今、俺の前には神秘的な光景が広がっていた。
「今思うとこれが『迷宮』の始まりなんだな」
『えぇ、そうですね』
俺は独り言のつもりだったんだが俺の声に反応する声があった。グフタフだ。
神秘的な光景がしばらく続くと、俺の意識は一瞬遮断された。
「ガバガバガバ(なんだこれ、声がでねぇ)」
気づいたら水中の中にいた。辺りを見渡してみると何もなく、空気があるであろう上を目指す。
「ふぅ」
なんとか地上に着き、呼吸を整える。
「やっと来たのかい」
声のするほうを見てみるとジャミルが立っていた。後ろのほうをみるとゴルタス、モルジアナ、連れてきた奴隷が集まっていた。
だが奴隷の数が明らかに足りない。
「よし、君も来たことだし、先に進むとしようか」
「先に進むったって……道は分かってんのか?それとまだ全員集まってないんじゃないか?」
俺たちが今いる所の目の前には無数の穴が存在している。当てずっぽうにゴールを探していても時間だけが過ぎてしまう。

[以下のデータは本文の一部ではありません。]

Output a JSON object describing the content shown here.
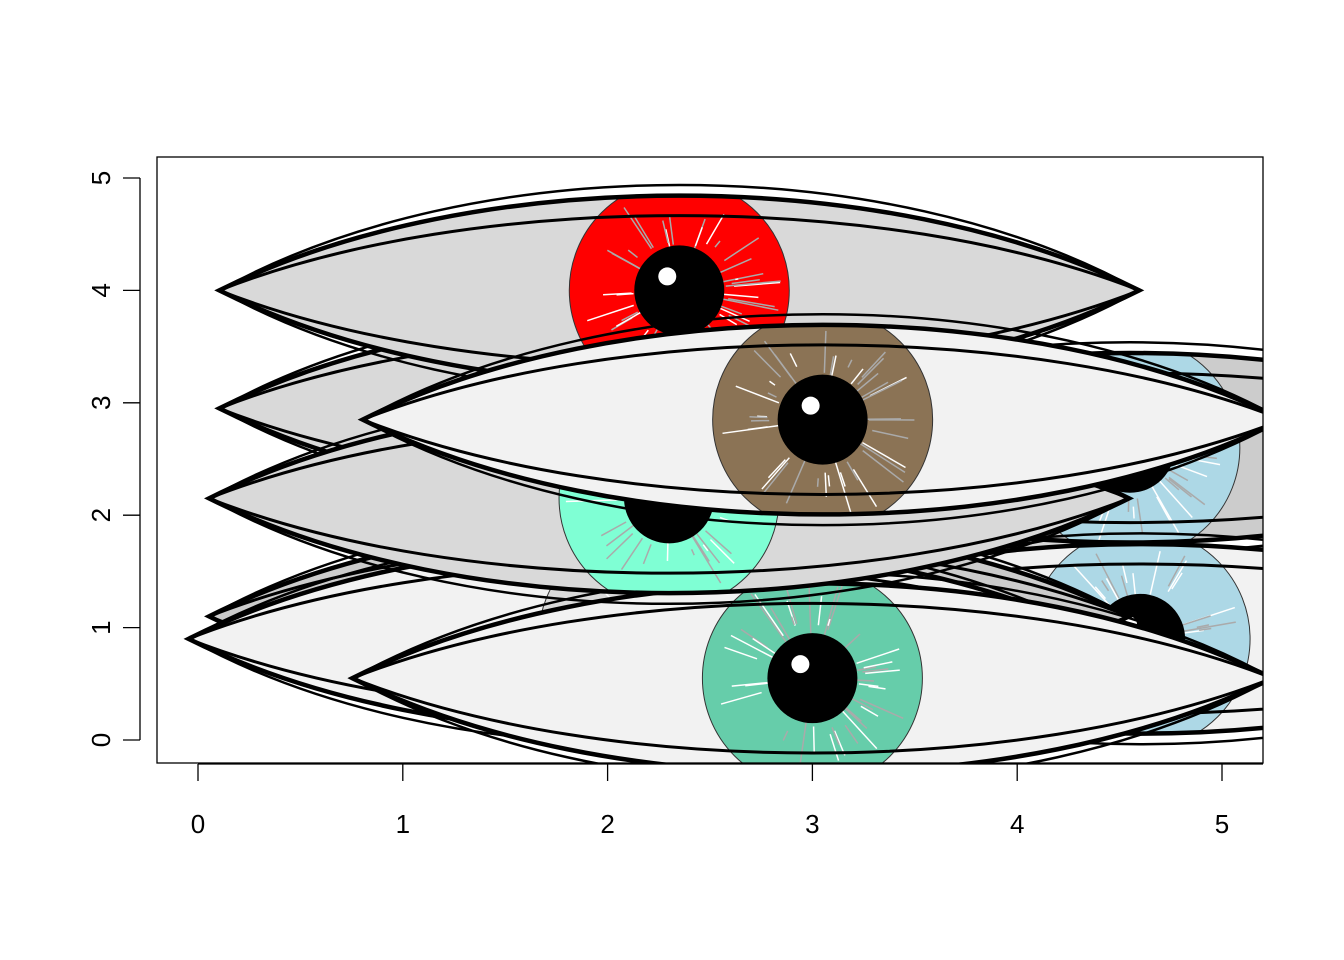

「あー、このモルジアナは鼻が良く利くんだ。おそらくあの方は来てると思うしね。それに他の奴隷なんていてもいなくても同じだよ、役に立つとしたらせいぜい罠除けくらいでしょ」
奴隷の命なんてあってないようなものみたいな考えに胸糞を悪くしながらもジャミルについていく。
相当ヤバそうな奴なのでこの町に滞在してる期間だけは素直に従っておこうと思う。
「モルジアナ、後どれくらいで追いつくんだい?」
「後もう少しです」
スタート地点からしばらく歩いた頃には残ってる人数が4人になってしまっていた。
あの後少し歩いたら、カマキリに良く似た化け物と遭遇した。ジャミルはなんの躊躇いもなく、ゴルタスに奴隷を投げつけるように指示し、カマキリが奴隷を食っている間に道を進むというなんとも残酷なことだった。
クイッ
そんなことを考えているとモルジアナが道を変え、小さい穴へと入っていった。
「お、やっとみつけたのかい?」
ジャミルとゴルタスもモルジアナに続いて穴の中に入る。もちろん俺もそれに続く。
「な!なんだよお前ら!」
すると小さい穴に青年らしい声が響いた。ジャミル達に追いついて、状況を確認してみるとジャミルは青年を無視し、奥にいる少年のほうへと手を伸ばしていた。
「おぉ、『マギ』よ。あなたが来るのをお待ちしておりました」
「マギ?マギってなんだよ!おい!」
「ゴルタス」
ジャミルは尚も青年の声を無視し、ゴルタスに向かってマギと呼ばれた少年を運べと命令していた。
命令したジャミルのその手には笛らしきものが握られていた。
「おい!聞いてんのかよ!そいつは俺の連れなんだ!連れてくんじゃねぇ!」
「さっきからピーピーうるさいなぁ。君が彼の連れ?おかしな冗談はよしてくれないかい」
「冗談なんかじゃねぇ!さっさとアラジンを返しやがれ!」
すると青年は胸から短剣を持ち出し、構え臨戦態勢に入った。
「はぁ~。……ゴルタス、殺れ」
ジャミルは心底ダルそうにゴルタスに告げた。
ゴルタスもジャミルに応え、青年に向かって剣を振りかぶった。
が、青年はそれを鮮やかに避け、ゴルタスの背後を取り首元に短剣を向けた。
「あんたらが何の目的でアラジンを連れて行くか知らねぇが、そいつは俺の友達だ!連れてくんじゃねぇ!」
「いや~、凄いね君ィ。見直しちゃったよ」
ジャミルは青年を褒めるが少年の言葉には聞く耳を持ってないようだ。
「それに比べて、お前使えないな」
そういうとジャミルは剣を抜き、何度も何度もゴルタスの腹を刺していった。
「お、おい!なにやってんだよ!仲間なんだろ?お前らも止めろよ!」
青年は声を震わせながらも声を張って、俺たちに言う。
「仲間ァ?これは僕の奴隷だよ。だから何をしたっていいのさ」
青年の言葉にジャミルだけが反応をする。ゴルタスを刺すのに飽きたのか剣はしまっている。
「(やべぇよ、コイツいかれてやがる)」
「まぁ、君の友達と一緒に居たいならついてきてもいいよ。罠避けぐらいには使ってあげるよ」
青年は少し考え、小さく頷いた。
「(……アラジンが起きたら隙を見て笛を取り返してやる)」
青年は心の中でそう決意し、ジャミルたちの後を追う。